If it’s not amnesty, it’s the same thing as amnesty


Here’s what I like about this Miami Herald story about a former colonel in the Haitian army, deported from the US in 2003 because of human-rights abuses and now being sued by his torture victims for the remaining annual payments of the $3.2 million lotto jackpot which he won in 1997 because there is no God: it gives the winning numbers, just in case someone wants to play them.

Oh, ok: 5-7-10-15-25-47.

Speaking of scum, Rep. Dana Rohrabacher (R-Orange County, where else?), who wants to deport all illegal aliens, has this solution to the problems that would create in California agriculture: “I say let the prisoners pick the fruits.” And for Rep. Virgil Goode of Virginia – you’d think 17th-century Massachusetts with that name, wouldn’t you? – it’s all about the flags: “I say if you are here illegally and want to fly the Mexican flag, go to Mexico and wave the American flag.” But we are all united by the fact that, whether we wave an American flag or a Mexican flag, that flag will have come from the same place: China.

Also, I think we can all agree that Tom Tancredo is a dick.

Durst says Bush’s guest-worker program “is a political shorthand for: ‘Think of it as a five year slumber party, and when it's over, everybody calls their parents and gets a ride home in their jammies.’”

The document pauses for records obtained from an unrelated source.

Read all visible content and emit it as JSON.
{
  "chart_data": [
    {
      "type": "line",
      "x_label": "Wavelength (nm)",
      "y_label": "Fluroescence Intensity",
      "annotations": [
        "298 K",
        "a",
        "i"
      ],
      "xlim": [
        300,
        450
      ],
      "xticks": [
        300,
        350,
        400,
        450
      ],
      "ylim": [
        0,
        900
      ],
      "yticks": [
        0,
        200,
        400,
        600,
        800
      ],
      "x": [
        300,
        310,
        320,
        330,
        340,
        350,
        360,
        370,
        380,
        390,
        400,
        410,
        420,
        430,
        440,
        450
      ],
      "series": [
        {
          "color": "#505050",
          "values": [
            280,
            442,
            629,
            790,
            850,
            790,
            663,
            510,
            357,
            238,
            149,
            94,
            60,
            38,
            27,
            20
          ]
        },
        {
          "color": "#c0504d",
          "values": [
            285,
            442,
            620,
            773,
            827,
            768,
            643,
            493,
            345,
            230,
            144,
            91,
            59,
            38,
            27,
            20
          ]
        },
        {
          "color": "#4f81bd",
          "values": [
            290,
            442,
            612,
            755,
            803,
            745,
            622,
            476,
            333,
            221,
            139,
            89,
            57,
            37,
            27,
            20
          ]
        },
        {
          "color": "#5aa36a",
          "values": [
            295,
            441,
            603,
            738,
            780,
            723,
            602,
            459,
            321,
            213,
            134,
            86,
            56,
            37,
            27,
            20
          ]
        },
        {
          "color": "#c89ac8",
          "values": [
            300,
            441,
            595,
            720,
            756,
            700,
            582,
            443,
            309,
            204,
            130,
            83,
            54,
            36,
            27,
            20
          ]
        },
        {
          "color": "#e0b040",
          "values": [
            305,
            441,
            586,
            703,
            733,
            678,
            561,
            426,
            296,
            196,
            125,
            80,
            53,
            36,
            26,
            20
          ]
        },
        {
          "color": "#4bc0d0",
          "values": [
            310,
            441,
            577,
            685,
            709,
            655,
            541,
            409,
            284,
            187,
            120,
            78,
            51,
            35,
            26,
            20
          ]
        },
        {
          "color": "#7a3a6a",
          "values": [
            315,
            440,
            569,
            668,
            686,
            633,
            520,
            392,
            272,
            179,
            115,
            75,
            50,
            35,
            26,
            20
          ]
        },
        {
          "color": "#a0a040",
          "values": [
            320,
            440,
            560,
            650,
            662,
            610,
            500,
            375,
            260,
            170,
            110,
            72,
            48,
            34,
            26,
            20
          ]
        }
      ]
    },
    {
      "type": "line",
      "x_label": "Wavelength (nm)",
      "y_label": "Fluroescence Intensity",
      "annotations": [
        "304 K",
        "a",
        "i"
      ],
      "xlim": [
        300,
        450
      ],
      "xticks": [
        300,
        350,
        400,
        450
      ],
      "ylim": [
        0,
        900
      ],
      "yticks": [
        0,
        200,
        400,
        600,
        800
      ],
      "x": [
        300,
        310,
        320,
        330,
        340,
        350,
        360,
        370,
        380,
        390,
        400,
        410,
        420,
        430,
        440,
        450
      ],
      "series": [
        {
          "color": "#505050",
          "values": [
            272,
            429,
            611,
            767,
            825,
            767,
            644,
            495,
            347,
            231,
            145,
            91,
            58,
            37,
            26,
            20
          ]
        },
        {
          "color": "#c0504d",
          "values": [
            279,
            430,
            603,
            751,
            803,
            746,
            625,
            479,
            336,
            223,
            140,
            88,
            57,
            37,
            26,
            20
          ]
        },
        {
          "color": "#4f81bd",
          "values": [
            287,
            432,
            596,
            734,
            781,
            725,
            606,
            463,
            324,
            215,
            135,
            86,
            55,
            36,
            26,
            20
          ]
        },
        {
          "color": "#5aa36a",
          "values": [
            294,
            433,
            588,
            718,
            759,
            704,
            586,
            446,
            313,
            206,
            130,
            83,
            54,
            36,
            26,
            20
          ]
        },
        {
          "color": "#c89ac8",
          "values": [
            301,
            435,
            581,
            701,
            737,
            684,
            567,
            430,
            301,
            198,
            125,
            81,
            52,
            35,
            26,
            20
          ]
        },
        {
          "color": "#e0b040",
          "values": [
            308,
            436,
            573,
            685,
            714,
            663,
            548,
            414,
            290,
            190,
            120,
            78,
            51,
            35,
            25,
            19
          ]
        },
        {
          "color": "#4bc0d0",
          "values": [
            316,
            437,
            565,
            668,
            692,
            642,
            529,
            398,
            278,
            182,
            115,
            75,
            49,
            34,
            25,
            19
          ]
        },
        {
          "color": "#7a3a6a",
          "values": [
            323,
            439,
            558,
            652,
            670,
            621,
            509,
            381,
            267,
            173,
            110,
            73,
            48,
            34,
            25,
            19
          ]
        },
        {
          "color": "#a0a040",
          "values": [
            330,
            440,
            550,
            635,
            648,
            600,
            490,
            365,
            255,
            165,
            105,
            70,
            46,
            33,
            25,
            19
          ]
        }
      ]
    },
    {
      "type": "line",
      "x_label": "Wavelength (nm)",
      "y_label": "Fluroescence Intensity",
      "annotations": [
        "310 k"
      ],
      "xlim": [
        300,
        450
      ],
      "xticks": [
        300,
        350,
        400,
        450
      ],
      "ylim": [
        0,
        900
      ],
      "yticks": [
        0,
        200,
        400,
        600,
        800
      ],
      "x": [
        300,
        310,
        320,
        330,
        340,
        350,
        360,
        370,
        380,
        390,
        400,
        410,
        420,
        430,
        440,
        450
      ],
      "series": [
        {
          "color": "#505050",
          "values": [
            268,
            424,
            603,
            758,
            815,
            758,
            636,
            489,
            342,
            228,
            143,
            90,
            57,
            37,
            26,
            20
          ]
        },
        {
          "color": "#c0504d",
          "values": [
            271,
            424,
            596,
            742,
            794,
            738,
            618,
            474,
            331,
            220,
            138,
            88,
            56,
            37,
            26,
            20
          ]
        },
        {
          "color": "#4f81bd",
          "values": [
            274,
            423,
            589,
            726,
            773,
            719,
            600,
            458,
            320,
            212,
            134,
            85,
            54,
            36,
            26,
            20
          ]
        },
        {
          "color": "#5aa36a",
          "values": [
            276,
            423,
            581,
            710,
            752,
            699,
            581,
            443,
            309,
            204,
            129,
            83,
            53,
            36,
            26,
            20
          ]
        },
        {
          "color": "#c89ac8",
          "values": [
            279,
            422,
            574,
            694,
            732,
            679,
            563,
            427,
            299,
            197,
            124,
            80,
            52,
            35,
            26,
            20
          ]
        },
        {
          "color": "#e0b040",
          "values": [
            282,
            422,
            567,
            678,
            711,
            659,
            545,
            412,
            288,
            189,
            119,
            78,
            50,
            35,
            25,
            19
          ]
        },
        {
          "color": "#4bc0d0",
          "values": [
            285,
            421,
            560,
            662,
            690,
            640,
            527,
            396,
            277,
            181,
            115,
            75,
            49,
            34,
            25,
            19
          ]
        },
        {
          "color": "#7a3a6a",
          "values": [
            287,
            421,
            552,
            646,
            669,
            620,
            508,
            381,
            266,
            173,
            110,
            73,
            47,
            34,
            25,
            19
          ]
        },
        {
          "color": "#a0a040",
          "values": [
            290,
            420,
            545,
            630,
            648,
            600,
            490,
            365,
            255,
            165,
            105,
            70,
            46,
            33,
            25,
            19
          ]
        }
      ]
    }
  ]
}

Dana Milbank article in the WaPo on the R’s’ attempts to use the word “amnesty” over and over. And over. Rep. Steve King (R-Idaho, where potatoes are harvested exclusively by pasty Americans) [Update: damn, I misread that, he's actually from Iowa. So corn, or something] said, “Anybody that votes for an amnesty bill deserves to be branded with a scarlet letter, ‘A’ for amnesty.” According to Sen. Jefferson Beauregard Sessions, “In every sense of what people mean by amnesty, it’s amnesty. If it’s not amnesty, it’s the same thing as amnesty.” Er, right. Imagine if the Senate hadn’t rejected him for Circuit Court and he were applying that razor-sharp logic to judicial rulings. The other side, which includes some R’s, seems to share their belief that the word amnesty is anathema to the American people, and is denying its applicability to their proposal in the same manner as the Bushies denying that the crapfest in Iraq amounts to a civil war.